Самоедство, самогрешность, самоленность.
Самотесность, самоблядство, самоубийство.
Растянутая до неприличия затяжка, череда коротких и порывистых – легкие сжимаются, дым медленно–плавно–хитро застилает, омут перед глазами не отступает, потому что он – всё, что осталось. Он здесь, он рядом. Кроет. Давай, руку протяни, коснись – он же здесь, рядом совсем, будто не уходил никуда. Боль фантомная, как фантомный и он, а он фантомный или правда вот здесь стоит и руку тянет свою худую, костяшками коснуться пытаясь? Правда мало интересует, когда кроет, в это время вообще мало, что волнует. На квартире съемной сидит, а тишина и не давит совсем, тишина отступила давно, потому что оно работает, не подводило ещё. 1 апреля – день смеха; смеётся в тишине тёмной и холодной квартиры, ладонью ударяя по пыльной столешнице, снова – ещё раз, повторить, пока ладонь не начинает болезненно саднить, белые вкрапления на коже смотрятся убого, намекая солнцу, что не солнце оно уже даже: выходите, это ваша конечная, а вы конченый.

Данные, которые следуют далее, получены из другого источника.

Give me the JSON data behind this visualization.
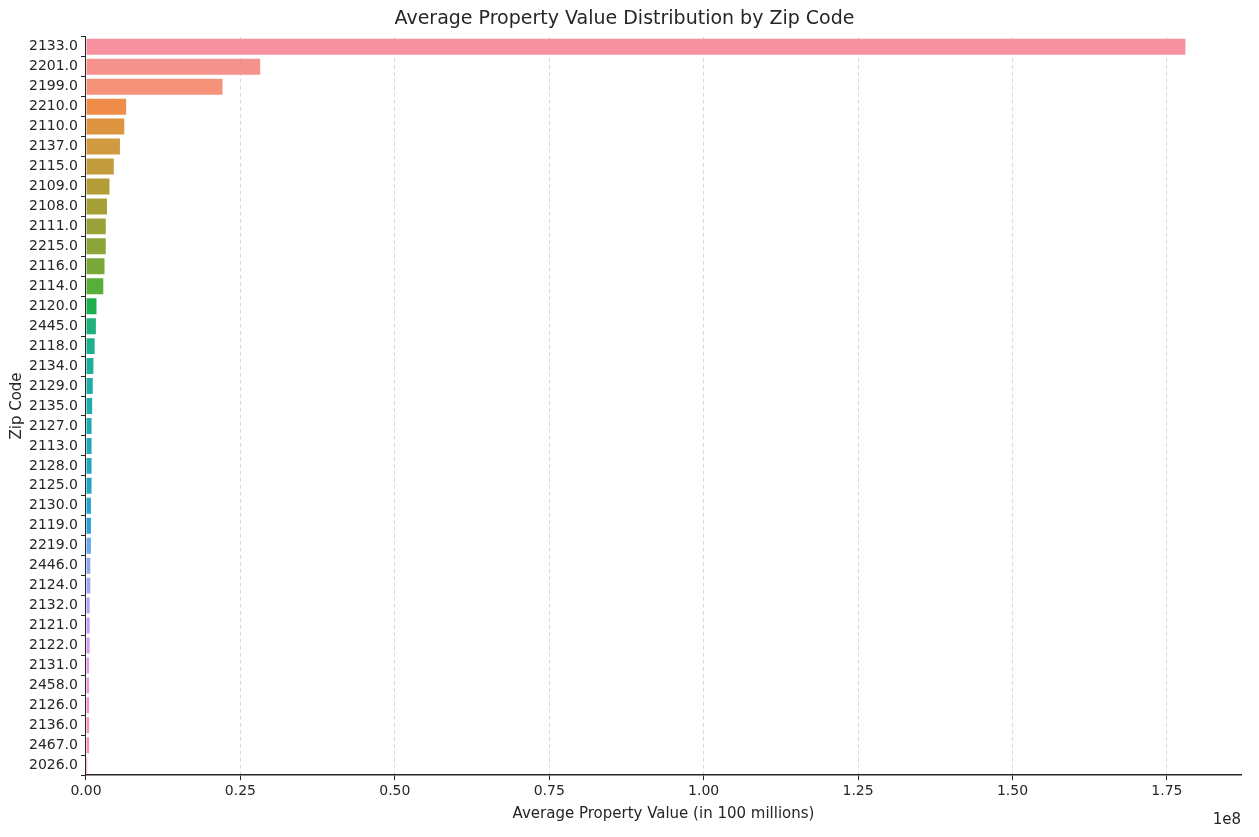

Смириться с конечной придётся не сейчас даже, а на утро, когда голова пухнет, а внутри всё ноет–не кроет, прямо–таки крича, что самоедство и самоубийство ушли не так далеко от самобляства и самотленности. «Передо мной портрет мужчины средних лет. Когда он чокается с зеркалом, оно кричит в ответ» – Антон кризисом среднего возраста ещё не страдает, а зеркало кричит, надрывается, кулачками своими стучит–стучит, кричит. Проснись. А проснуться и не может, потому что не засыпал, а потерялся и везде, и нигде. В зеркале юноша светлый совсем, мягкий, с улыбкой своей обходительной, с глазками–пуговками, в зелени которой только тонуть и тонуть, там ему едва исполнилось 26, перед ним горизонты открыты все, «Импровизацию» крутят лишь год, а влюбленность – не удавка на шее крупной.Мы некто и никто, и мыслей Шапито,
И всё стоит в прихожей вешалка, на вешалке – пальто,
Скажи мне, я же всё о том, чего ты ждёшь?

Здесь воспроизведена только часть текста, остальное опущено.